Now, let’s dive into a little more depth about the machine learning model I trained. I did not simply use the x and y coordinates returned by Mediapipe hands to train the machine learning model. Although these features can be enough to classify the 36 signs (26 alphabets and 10 digits) but if more signs were to be included in the dataset then more features would be required for better accuracy. Therefore, I included the distances between the 0th key point (the key point at the very bottom in the palm) and the rest of the 20 key points as features. Mediapipe hands model returns the normalized coordinates for these key points i.e. it returns the key points by dividing the x coordinate by the width of the frame and y by the height of the frame but for a better normalization, I calculated the new coordinates by shifting the origin to the 0th point itself. Now we have the position of key points with respect to the 0th key point. Therefore, the location of the hand will not actually have much effect on the coordinates of these key points and the model will be able to work on a more general scale.

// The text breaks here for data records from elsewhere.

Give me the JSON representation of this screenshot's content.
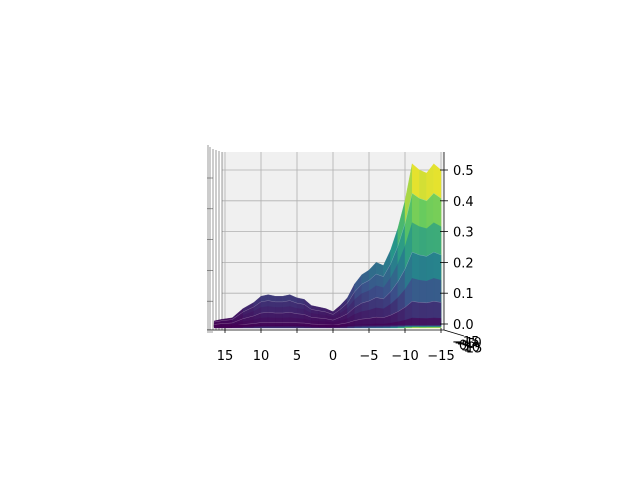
{
  "chart_data": {
    "type": "surface",
    "colormap": "viridis",
    "colorscale": [
      "#440154",
      "#3b528b",
      "#21918c",
      "#5ec962",
      "#fde725"
    ],
    "title": "",
    "x_ticks": [
      15,
      10,
      5,
      0,
      -5,
      -10,
      -15
    ],
    "x_tick_labels": [
      "15",
      "10",
      "5",
      "0",
      "−5",
      "−10",
      "−15"
    ],
    "xlim": [
      18,
      -17
    ],
    "z_ticks": [
      0.0,
      0.1,
      0.2,
      0.3,
      0.4,
      0.5
    ],
    "z_tick_labels": [
      "0.0",
      "0.1",
      "0.2",
      "0.3",
      "0.4",
      "0.5"
    ],
    "zlim": [
      -0.01,
      0.53
    ],
    "y_tick_labels": [
      "−15",
      "−10",
      "−5",
      "0",
      "5",
      "10",
      "15"
    ],
    "grid": true,
    "profile_x": [
      16.5,
      15.5,
      14,
      12.5,
      11,
      10,
      9,
      8,
      7,
      6,
      5,
      4,
      3,
      2,
      1,
      0,
      -1,
      -2,
      -3,
      -4,
      -5,
      -6,
      -7,
      -8,
      -9,
      -10,
      -11,
      -12,
      -13,
      -14,
      -15
    ],
    "profile_z": [
      0.01,
      0.015,
      0.02,
      0.05,
      0.07,
      0.09,
      0.095,
      0.09,
      0.09,
      0.095,
      0.085,
      0.08,
      0.06,
      0.055,
      0.05,
      0.04,
      0.06,
      0.085,
      0.13,
      0.16,
      0.175,
      0.2,
      0.19,
      0.24,
      0.31,
      0.4,
      0.52,
      0.5,
      0.49,
      0.52,
      0.5
    ]
  }
}
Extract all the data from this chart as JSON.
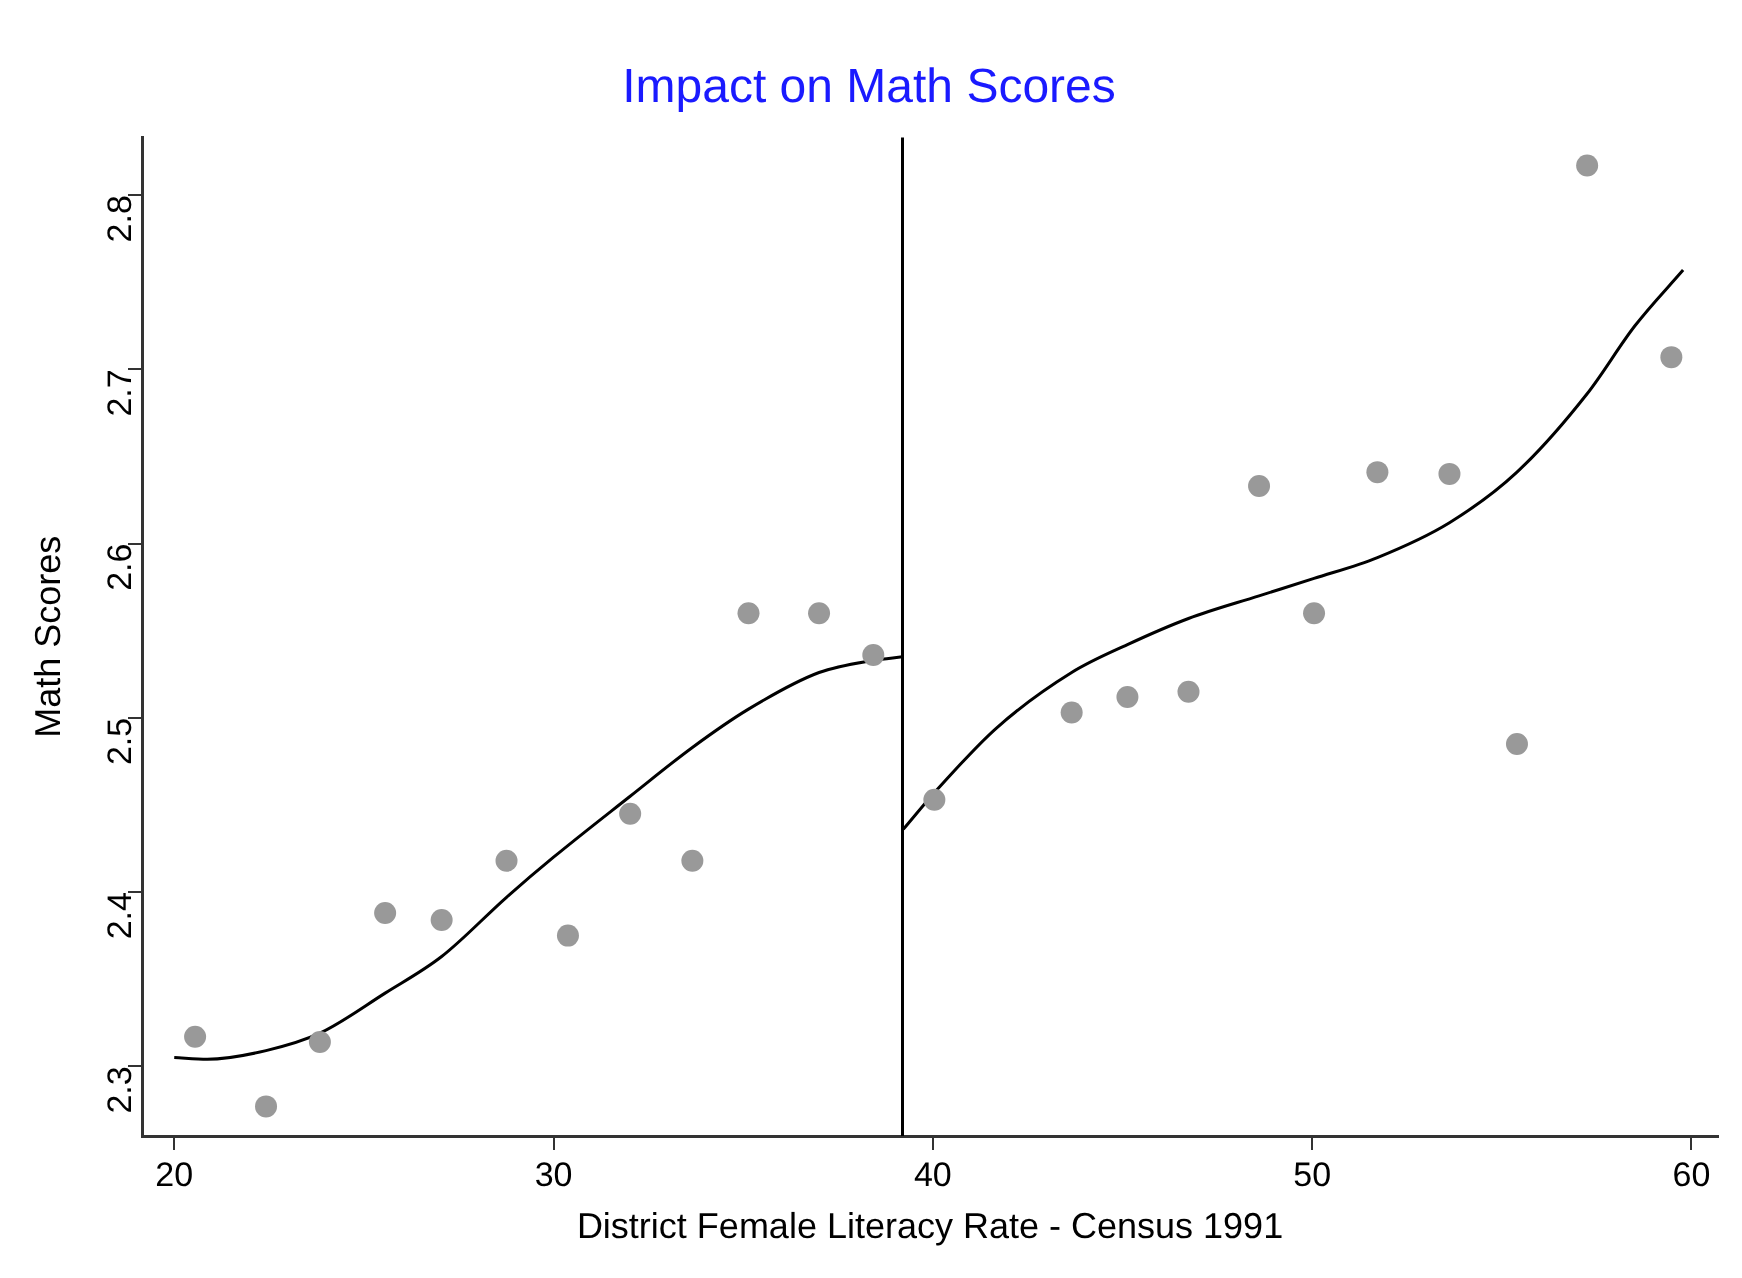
{
  "chart_data": {
    "type": "scatter",
    "title": "Impact on Math Scores",
    "xlabel": "District Female Literacy Rate - Census 1991",
    "ylabel": "Math Scores",
    "xlim": [
      19.15,
      60.7
    ],
    "ylim": [
      2.26,
      2.833
    ],
    "xticks": [
      20,
      30,
      40,
      50,
      60
    ],
    "yticks": [
      2.3,
      2.4,
      2.5,
      2.6,
      2.7,
      2.8
    ],
    "grid": false,
    "legend": false,
    "marker": "circle",
    "ref_lines": [
      {
        "axis": "x",
        "value": 39.2,
        "color": "#000000",
        "line_style": "solid"
      }
    ],
    "series": [
      {
        "type": "scatter",
        "color": "#999999",
        "x": [
          20.55,
          22.42,
          23.84,
          25.56,
          27.05,
          28.76,
          30.38,
          32.02,
          33.66,
          35.14,
          37.0,
          38.43,
          40.04,
          43.66,
          45.13,
          46.74,
          48.6,
          50.05,
          51.72,
          53.62,
          55.4,
          57.25,
          59.47
        ],
        "values": [
          2.317,
          2.277,
          2.314,
          2.388,
          2.384,
          2.418,
          2.375,
          2.445,
          2.418,
          2.56,
          2.56,
          2.536,
          2.453,
          2.503,
          2.512,
          2.515,
          2.633,
          2.56,
          2.641,
          2.64,
          2.485,
          2.817,
          2.707
        ]
      },
      {
        "type": "line",
        "color": "#000000",
        "marker": "none",
        "x": [
          20,
          20.87,
          22.42,
          23.84,
          25.56,
          27.05,
          28.76,
          30,
          32.02,
          33.66,
          35.14,
          37.0,
          38.43,
          39.2
        ],
        "values": [
          2.305,
          2.304,
          2.309,
          2.319,
          2.342,
          2.363,
          2.397,
          2.42,
          2.455,
          2.483,
          2.505,
          2.526,
          2.533,
          2.535
        ]
      },
      {
        "type": "line",
        "color": "#000000",
        "marker": "none",
        "x": [
          39.22,
          40.04,
          41.67,
          43.66,
          45.13,
          46.74,
          48.6,
          50.05,
          51.72,
          53.62,
          55.4,
          57.25,
          58.51,
          59.78
        ],
        "values": [
          2.436,
          2.457,
          2.494,
          2.526,
          2.542,
          2.557,
          2.57,
          2.58,
          2.592,
          2.612,
          2.641,
          2.686,
          2.725,
          2.757
        ]
      }
    ]
  }
}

I have explained the general workflow of the whole project in real-time below:
Initially, the frame is captured from the video and passed to the Mediapipe framework. Mediapipe consists of 2 different models in the pipeline. The first is a palm detection model that recognizes the region containing the hand in the video frame and then this cropped region is given as input to a second model that recognizes the position of hand landmarks. In the recent release, it is also able to efficiently determine if it's the right or the left hand. The detected hand landmarks are then passed to two separate functions. The first function calculates the new coordinates after the origin is shifted to the 0th key point and the second function calculates the euclidean distance between the 0th key point and the rest of the key points. Now the new coordinates, distances, and the handedness (left or right) are given as input to the machine learning model which predicts and returns the class corresponding to the sign.
I hope you got some idea of the power and potential that Mediapipe has and I would definitely like to encourage everyone to develop more applications that use Mediapipe and can work efficiently in real-time. Good Luck!